Katherine Mueller, IFRC
She walks somewhat aimlessly around the maze of tents. Her head covered in a red scarf, her brown eyes covered by dark glasses, she is seemingly invisible among the crowd. She is quiet, speaking to no one as she winds her way back to her temporary home – a tent, pitched amid thousands of others, one virtually indistinguishable from the next.
It is here that Divine Kagajo finds her parents, and her two daughters, aged 5 and 11. Her husband she had to leave behind in Burundi, buried six feet below the earth’s surface. “He was shot and died on the spot,” says Divine, recalling the day in early 2014 when men attacked her. “Before the whole country had gone into crisis, a gang came and found us and started kicking us. They lifted a pan full of hot oil and poured it on me.” Divine fell unconscious, later learning how her husband was felled by a bullet after rushing back to help her.
“I can’t straighten my fingers.”
She spent one year in hospital recovering from severe burns which now scar half of her body including her head, her eye, her right hand, her leg. “I have a number of problems because of the burns. When I go and look for work like any other person, nobody gives me work,” Divine explains in a strong voice that belies the trauma she has experienced. “I can’t wash my own clothes because my hand has become disabled. I can’t straighten my fingers. The skin that you see on my face where I was burned was removed from part of my leg. So that part also hurts. I can’t stand for a very long time.”
After being released from hospital, Divine, now a single mother, made the decision to flee to neighbouring Rwanda. It was 2015 and violence linked to the upcoming elections was on the rise. “Things were getting worse,” says Divine. “We would wake up in the morning and hear that people had been killed overnight. Some nights we would hear people scream, and grenades and guns exploding all night.”

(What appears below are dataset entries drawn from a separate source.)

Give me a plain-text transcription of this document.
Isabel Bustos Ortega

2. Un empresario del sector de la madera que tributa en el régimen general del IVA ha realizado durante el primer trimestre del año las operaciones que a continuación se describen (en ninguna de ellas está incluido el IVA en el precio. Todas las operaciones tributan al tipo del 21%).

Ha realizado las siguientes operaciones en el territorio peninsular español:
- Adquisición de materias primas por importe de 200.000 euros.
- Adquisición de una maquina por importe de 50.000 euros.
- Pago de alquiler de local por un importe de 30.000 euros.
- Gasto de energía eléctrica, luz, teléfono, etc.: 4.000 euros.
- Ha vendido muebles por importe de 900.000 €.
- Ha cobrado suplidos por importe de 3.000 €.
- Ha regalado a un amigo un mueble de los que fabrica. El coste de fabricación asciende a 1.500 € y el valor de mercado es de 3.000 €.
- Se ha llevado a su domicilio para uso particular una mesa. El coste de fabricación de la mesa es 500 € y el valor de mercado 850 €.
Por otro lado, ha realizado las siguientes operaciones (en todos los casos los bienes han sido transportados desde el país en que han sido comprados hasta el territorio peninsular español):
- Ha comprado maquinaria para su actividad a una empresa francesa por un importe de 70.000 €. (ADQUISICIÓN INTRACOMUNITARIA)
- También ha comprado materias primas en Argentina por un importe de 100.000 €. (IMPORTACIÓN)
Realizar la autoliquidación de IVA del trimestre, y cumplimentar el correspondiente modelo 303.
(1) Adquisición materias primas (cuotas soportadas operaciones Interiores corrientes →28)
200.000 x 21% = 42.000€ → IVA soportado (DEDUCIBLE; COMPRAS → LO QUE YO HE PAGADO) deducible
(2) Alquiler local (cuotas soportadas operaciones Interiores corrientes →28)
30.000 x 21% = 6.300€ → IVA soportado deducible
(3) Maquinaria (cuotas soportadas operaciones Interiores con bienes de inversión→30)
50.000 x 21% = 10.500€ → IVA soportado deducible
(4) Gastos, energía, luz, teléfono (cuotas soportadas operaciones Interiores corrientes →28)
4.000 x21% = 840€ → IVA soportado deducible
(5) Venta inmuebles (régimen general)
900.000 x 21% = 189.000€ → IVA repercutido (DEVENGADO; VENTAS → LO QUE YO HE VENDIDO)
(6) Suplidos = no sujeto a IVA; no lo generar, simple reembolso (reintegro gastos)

With the equivalent of less than $20 US dollars in her pocket, Divine and her daughters joined others enroute to the land of a thousand hills. They were able to get a car to take them across the open border and spent two months in a transit camp before being moved to the Mahama refugee camp in June 2015. “Life here is not easy for me. Because of the injuries in my jaw, I am not able to eat the maize they give. I come and collect maize for my family, which I sell to get lighter food that I can chew. But when I sell it, what I get in return does not last for a month.
Help from a neighbour
“Some days my children will be sleeping and they wake up and tell me ‘mama, we don’t have any food’ and I feel so bad and I cry the whole night but there is nothing I can do,” says the 28-year-old. “This week has been very difficult. Yesterday, the children didn’t eat during the whole day. They only had something small to eat at night.”

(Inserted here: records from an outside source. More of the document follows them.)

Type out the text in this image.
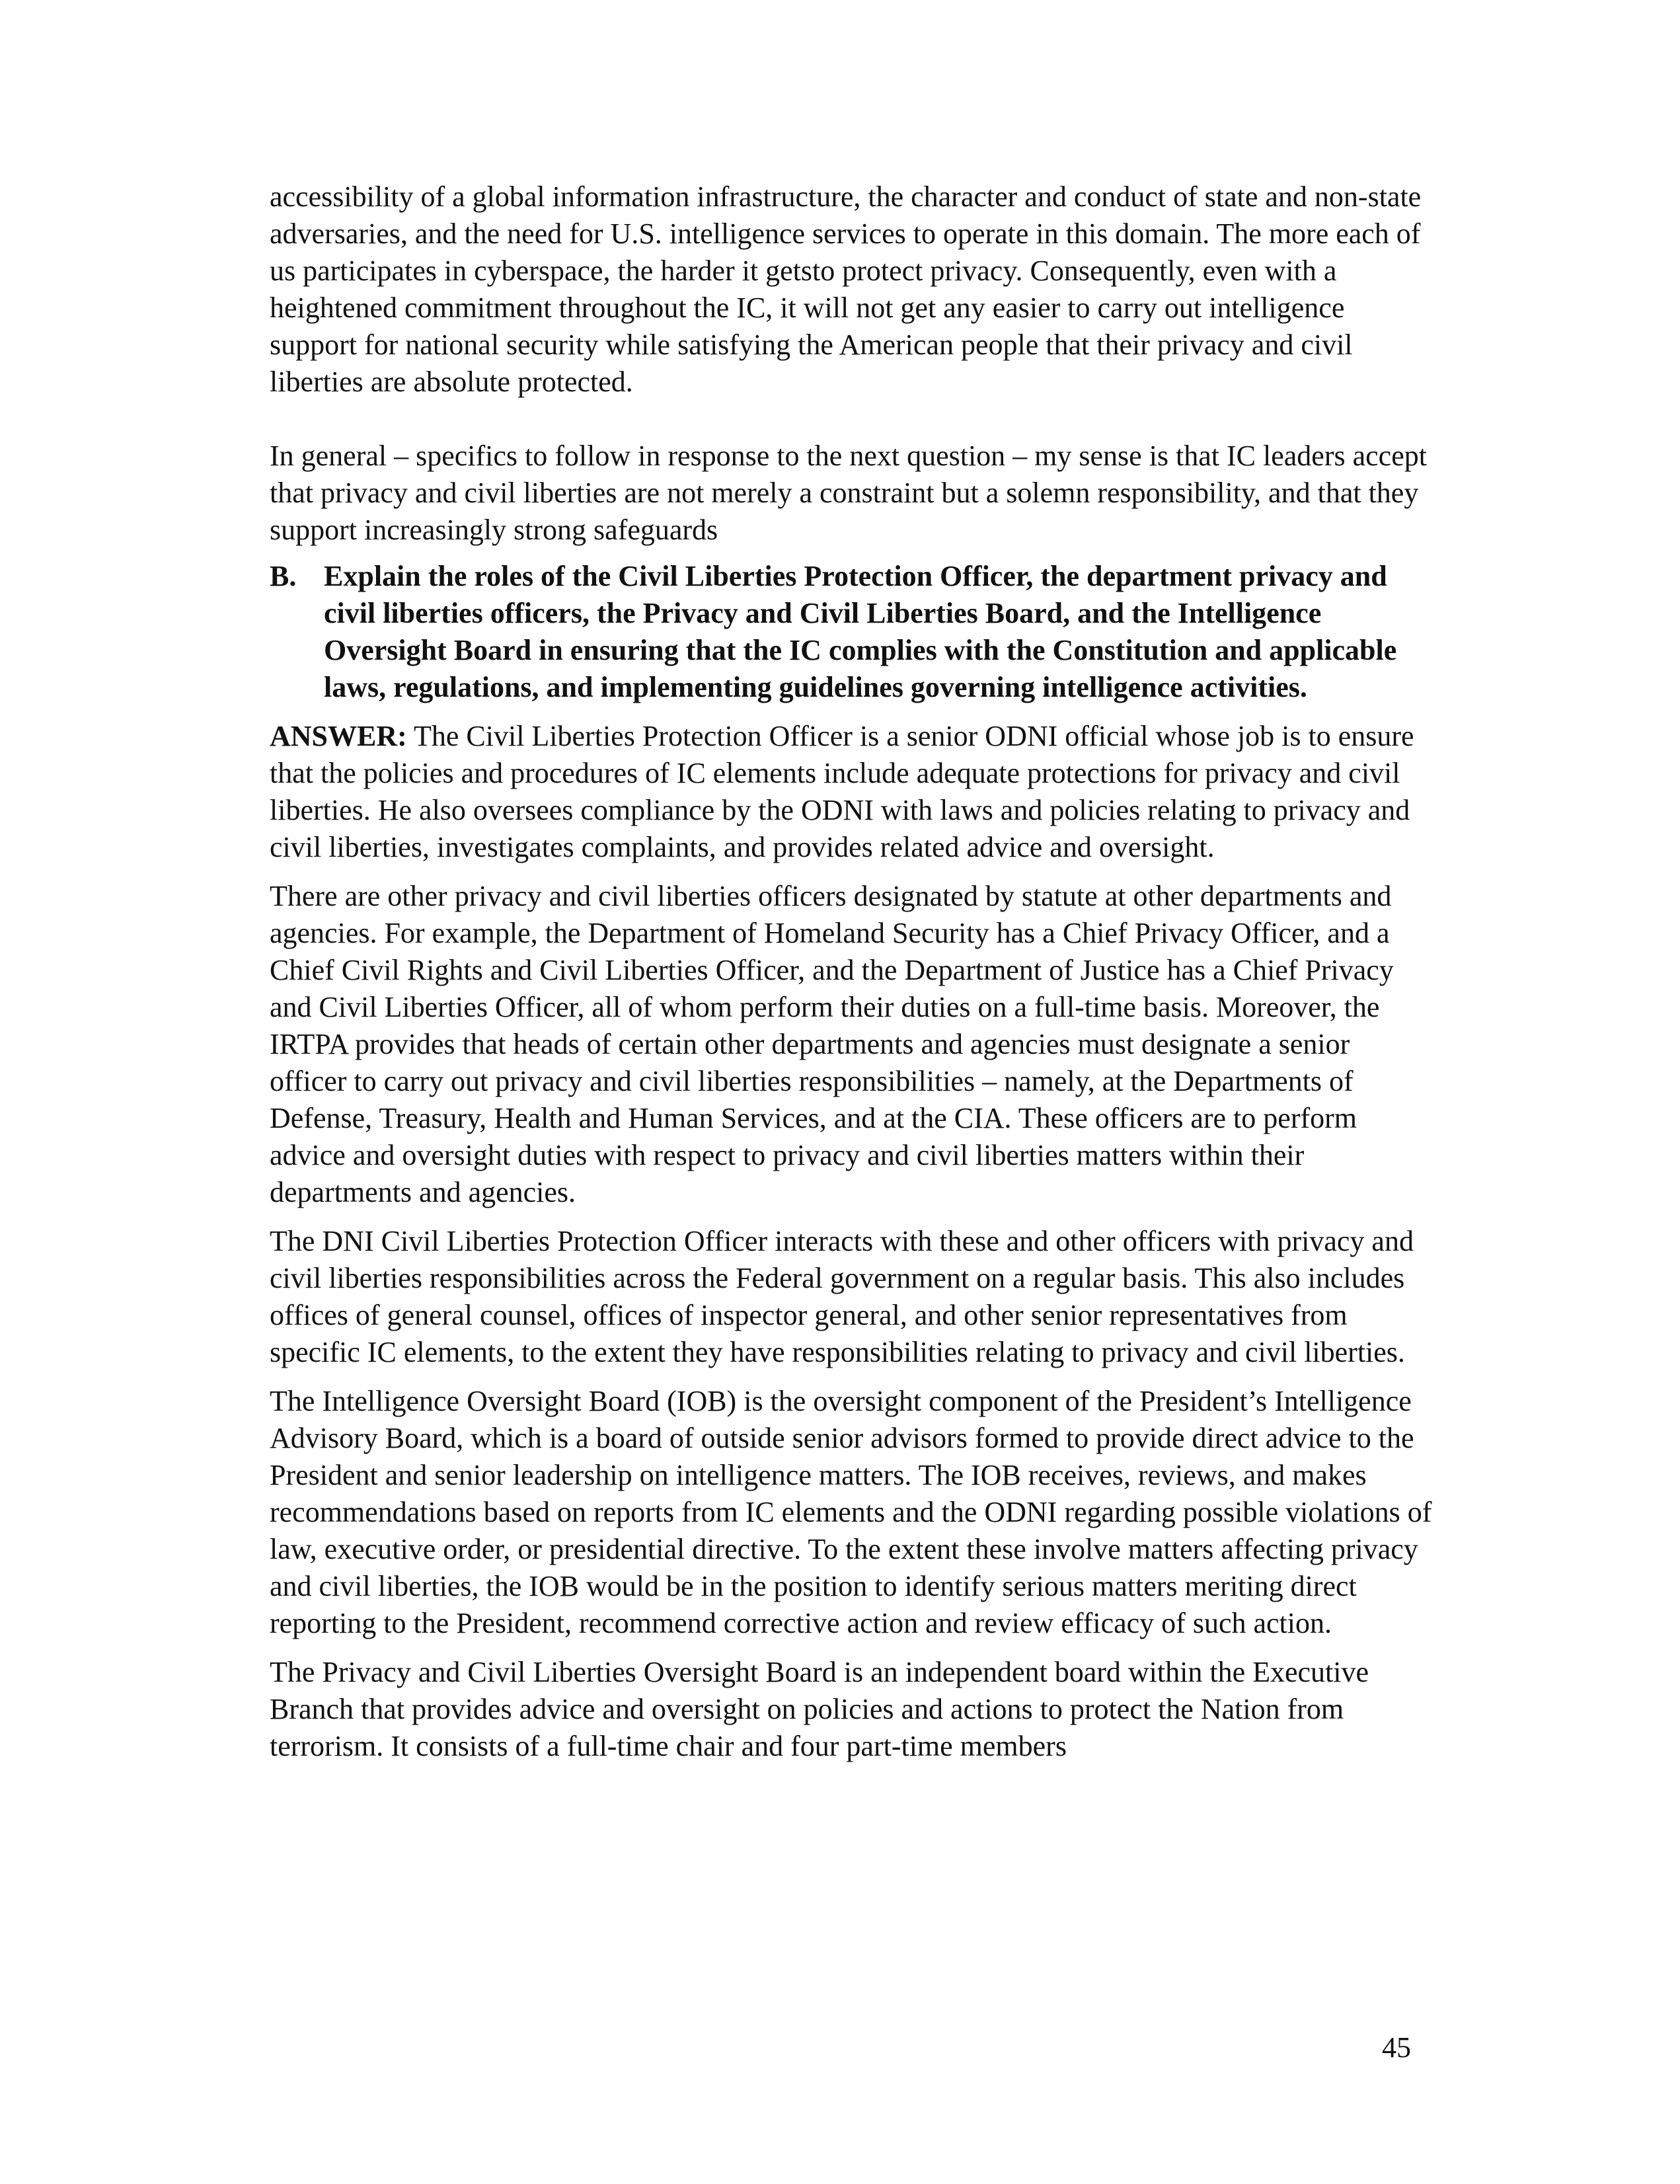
accessibility of a global information infrastructure, the character and conduct of state and non-state adversaries, and the need for U.S. intelligence services to operate in this domain. The more each of us participates in cyberspace, the harder it getsto protect privacy. Consequently, even with a heightened commitment throughout the IC, it will not get any easier to carry out intelligence support for national security while satisfying the American people that their privacy and civil liberties are absolute protected.

In general – specifics to follow in response to the next question – my sense is that IC leaders accept that privacy and civil liberties are not merely a constraint but a solemn responsibility, and that they support increasingly strong safeguards

B. Explain the roles of the Civil Liberties Protection Officer, the department privacy and civil liberties officers, the Privacy and Civil Liberties Board, and the Intelligence Oversight Board in ensuring that the IC complies with the Constitution and applicable laws, regulations, and implementing guidelines governing intelligence activities.

ANSWER: The Civil Liberties Protection Officer is a senior ODNI official whose job is to ensure that the policies and procedures of IC elements include adequate protections for privacy and civil liberties. He also oversees compliance by the ODNI with laws and policies relating to privacy and civil liberties, investigates complaints, and provides related advice and oversight.

There are other privacy and civil liberties officers designated by statute at other departments and agencies. For example, the Department of Homeland Security has a Chief Privacy Officer, and a Chief Civil Rights and Civil Liberties Officer, and the Department of Justice has a Chief Privacy and Civil Liberties Officer, all of whom perform their duties on a full-time basis. Moreover, the IRTPA provides that heads of certain other departments and agencies must designate a senior officer to carry out privacy and civil liberties responsibilities – namely, at the Departments of Defense, Treasury, Health and Human Services, and at the CIA. These officers are to perform advice and oversight duties with respect to privacy and civil liberties matters within their departments and agencies.

The DNI Civil Liberties Protection Officer interacts with these and other officers with privacy and civil liberties responsibilities across the Federal government on a regular basis. This also includes offices of general counsel, offices of inspector general, and other senior representatives from specific IC elements, to the extent they have responsibilities relating to privacy and civil liberties.

The Intelligence Oversight Board (IOB) is the oversight component of the President’s Intelligence Advisory Board, which is a board of outside senior advisors formed to provide direct advice to the President and senior leadership on intelligence matters. The IOB receives, reviews, and makes recommendations based on reports from IC elements and the ODNI regarding possible violations of law, executive order, or presidential directive. To the extent these involve matters affecting privacy and civil liberties, the IOB would be in the position to identify serious matters meriting direct reporting to the President, recommend corrective action and review efficacy of such action.

The Privacy and Civil Liberties Oversight Board is an independent board within the Executive Branch that provides advice and oversight on policies and actions to protect the Nation from terrorism. It consists of a full-time chair and four part-time members

45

It is when food is scarce and Divine’s charcoal stove is not being lit, that a neighbour from home assists, calling the children over to eat. “I help Divine because she’s just a child,” explains Mariya Rosa Kabaganwa, 58. “I knew her before and how she got injured, how she became vulnerable. So, whatever I have, I share with her, in whichever way I can.”
It has been one year since Divine and her daughters arrived at Mahama camp. Where others have received houses, they are still living in an airless tent, through the heat of the summer, and the cold, muddiness of the rainy season. Although challenging, it is home. Divine entertains no thoughts of returning to her native land. “I don’t want to go back to Burundi. I don’t believe I will ever feel peaceful there again, and sleep in the house, and feel I am happy.”
In September 2015, the International Federation of Red Cross and Red Crescent Societies (IFRC) launched an Emergency Appeal of 549,020 Swiss francs to support the Rwandan Red Cross in assisting 7,500 Burundi refugees, as well as 2,500 people in the host community. Among the activities undertaken in the Mahama camp, Red Cross volunteers have distributed non-food items, held mobile cinemas to raise awareness on proper hygiene and disease prevention, dug kitchen gardens, and provided psychosocial support. The Appeal is currently 78 per cent funded.